It’s the 1 million barrel per day question.

By 2035, US petroleum imports could drop as low as one in every four barrels consumed, but achieving that much import reduction depends heavily on raising vehicle mileage standards.

“The American economy does not have an oil addiction,” said Emil Frankel, visiting scholar at the Bipartisan Policy Center (BPC). “The American transportation system has an oil addiction.”

Speakers at the BPC’s June 27 forum on the Energy Information Administration’s (EIA) just-released Annual Energy Outlook all agreed with its forecast that crude oil imports will continue to drop as domestic supply rises and demand falls.

The US peak for imports was 2005-06, when Americans imported 60% of oil consumed. That has dropped to 49% in 2010, and the EIA’s “reference case,” its median forecast, foresees petroleum imports down to 36% by 2035.

But EIA says a variety of factors could make that percentage as high as 41% or as low as 24%, a difference of about 2.5 million barrels/day.

Fuel Efficiency a Crucial Factor in Reducing Oil Imports

Key factors shifting the numbers include how much oil is produced from shales and other unconventional sources whose potential is just being uncovered, how much more biofuels and natural gas liquids can be substituted for crude in fuels and industrial feedstocks, and how much more efficient buildings are made.

But the largest single demand-side factor is vehicle efficiencies – how much petroleum Americans burn in their cars, trucks, and buses. Some 70% of Americans’ current oil consumption – about 13.5 million b/d – goes for transportation.

The Obama administration in 2009 got industry agreement to increase auto fleet efficiency through 2016 to about 34 miles per gallon average, raising the so-called CAFE standards for the first time in decades.

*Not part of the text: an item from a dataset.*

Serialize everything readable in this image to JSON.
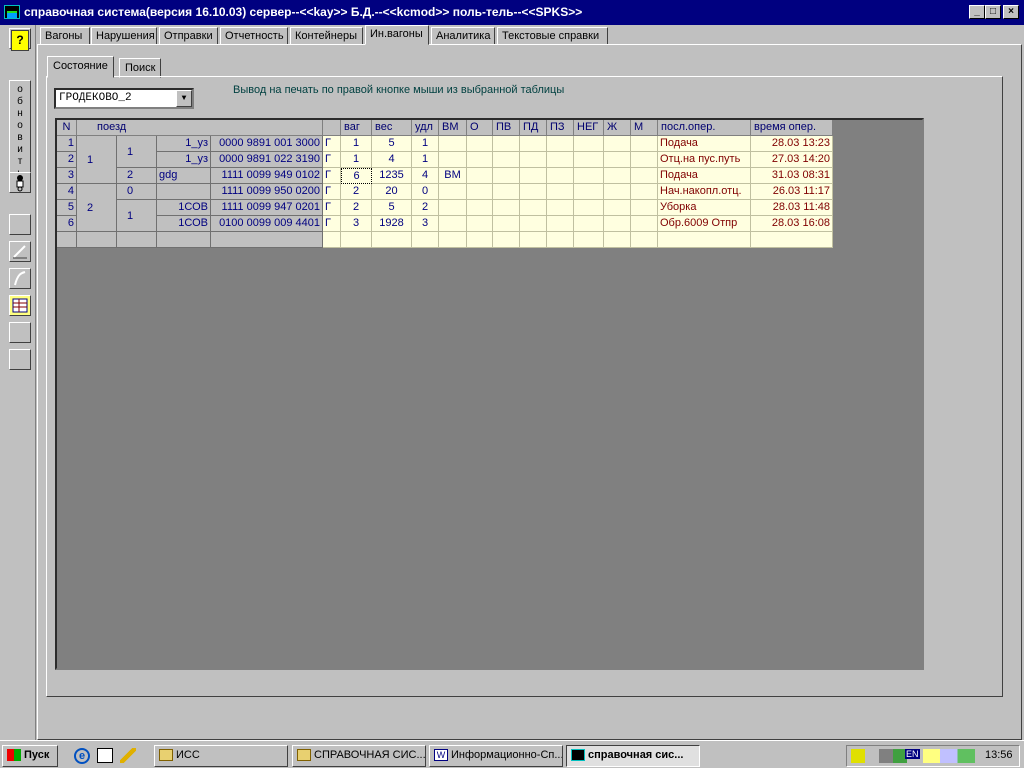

Last year, the administration proposed increasing the standard up to an effective 54 mpg by 2025.

Auto manufacturers have brought out an array of new models, including gasoline-only models that get 40 mpg and a wider choice of hybrids.

…the peak appears to be in the rear-view mirror.” – Turnure, EIA

Because the 2017-2025 proposal isn’t final, EIA didn’t include it in the reference case that led to the 36% imports projection. But the agency did test out what enactment of the standard could mean for US oil use, as the numbers of more efficient vehicles on the road increased.

The difference, by 2035, comes out to a reduction of 1.6 million barrels a day in petroleum and other liquid fuels like ethanol and biodiesel. How much each fuel is affected depends on the interplay of federal requirements for renewable fuels and blending as well as on how fast more efficient autos get into consumers’ garages.

Find additional Breaking Energy coverage of alternative transportation fuels here and here.

EIA’s Jim Turnure said even the auto efficiency gains made just in the last couple of years are “a big deal” for oil consumption. Increasing numbers of cars are either hybrids or fully fueled with alternatives like biodiesel, E85 ethanol and electricity, and improvements in gasoline engine efficiency are continuing.

Turnure said motor gasoline remains the dominant transportation fuel, “but the peak appears to be in the rear-view mirror.”